A snapshot from the Clean Coalition’s Solar Siting Survey of the City of San Diego, which identified approximately 500 megawatts (MWac) of technical solar siting potential for commercial-scale solar projects of at least 1 MWac on over 120 built environments within the City.
In addition to providing the economic, environmental, and resilience benefits of home solar+storage, commercial-scale projects democratize access to clean local energy by giving more parties the opportunity to participate — not just homeowners or large corporate entities.
Schools, fire stations, small businesses, municipal buildings, and many others can host solar installations paired with batteries, benefitting entire communities.
The Clean Coalition’s work with the Santa Barbara Unified School District (SBUSD) provides one example. The SBUSD recently approved a contract with Engie Systems for Solar Microgrids at six school sites and standalone solar at another eight sites.

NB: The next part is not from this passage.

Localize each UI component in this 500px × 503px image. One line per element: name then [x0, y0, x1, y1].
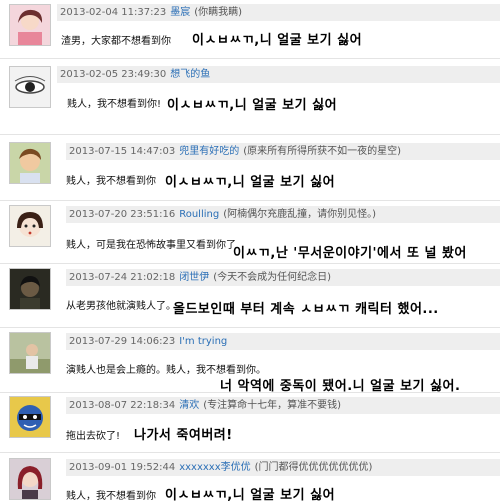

Via a 28-year power purchase agreement (PPA), the District will reap massive benefits in guaranteed bill savings from the deployments, while enjoying an almost equivalent amount of free resilience value from the Solar Microgrids. In addition to being community centers spread throughout the area, during emergencies the schools can serve as sheltering sites for the community.
The six SBUSD Solar Microgrid sites are spread throughout the region.
The policy and market barriers to commercial-scale solar
What’s stopping the commercial-scale solar market from taking off?
Existing policies have focused primarily on large-scale renewables and small, customer-sited renewables — ignoring the commercial-scale segment. NEM works well for rooftop solar on single-family homes or other owner-occupied properties. But NEM is not well suited to commercial-scale solar for several reasons: commercial properties are often not occupied by their owners; many of these properties have split meters; and the electrical load of many commercial-scale sites, such as parking lots, is smaller than their generating capacity.
We can overcome these barriers with a cost-effective Feed-In Tariff (FIT), a standardized, long-term, guaranteed contract that allows commercial-scale energy projects to sell power to the local utility or other load-serving entity. A well-designed, market-responsive FIT, such as the one the Clean Coalition designed for the City of San Diego, includes streamlined interconnection as well as a Dispatchability Adder to incentivize energy storage.
Direct Relief, one of the largest disaster recovery and supply nonprofits in the world, provides an example of why we need FITs. The organization installed a microgrid to ensure that its headquarters in the Santa Barbara, California area never loses electricity for its temperature-sensitive, life-saving medical supplies.
But NEM and other behind-the-meter constraints limited Direct Relief to 320 kilowatts (kW) of solar, even though its built environments can support 1,133 kW, almost four times that amount.
Direct Relief has ample space on its rooftop and parking lot for far more solar.
A FIT would allow Direct Relief to deploy more solar+storage, so the facility could keep more of its electrical load online for longer during an outage — while also providing additional resilience to the larger community, which Direct Relief would like to do as part of its disaster-relief mission.
The final barrier: How we think about rooftop solar
Besides policy and market barriers, there’s another barrier that limits clean local energy deployments.
We need to get beyond thinking that solar (and storage) is just for wealthy homeowners. And we need to get beyond thinking it’s just for homes.
While home solar is a big part of the equation, focusing on home solar alone means leaving significant local solar potential on the table. We need utility-scale solar and we need home solar. It’s time we also include commercial-scale solar, and storage, in our efforts to meet our clean energy goals.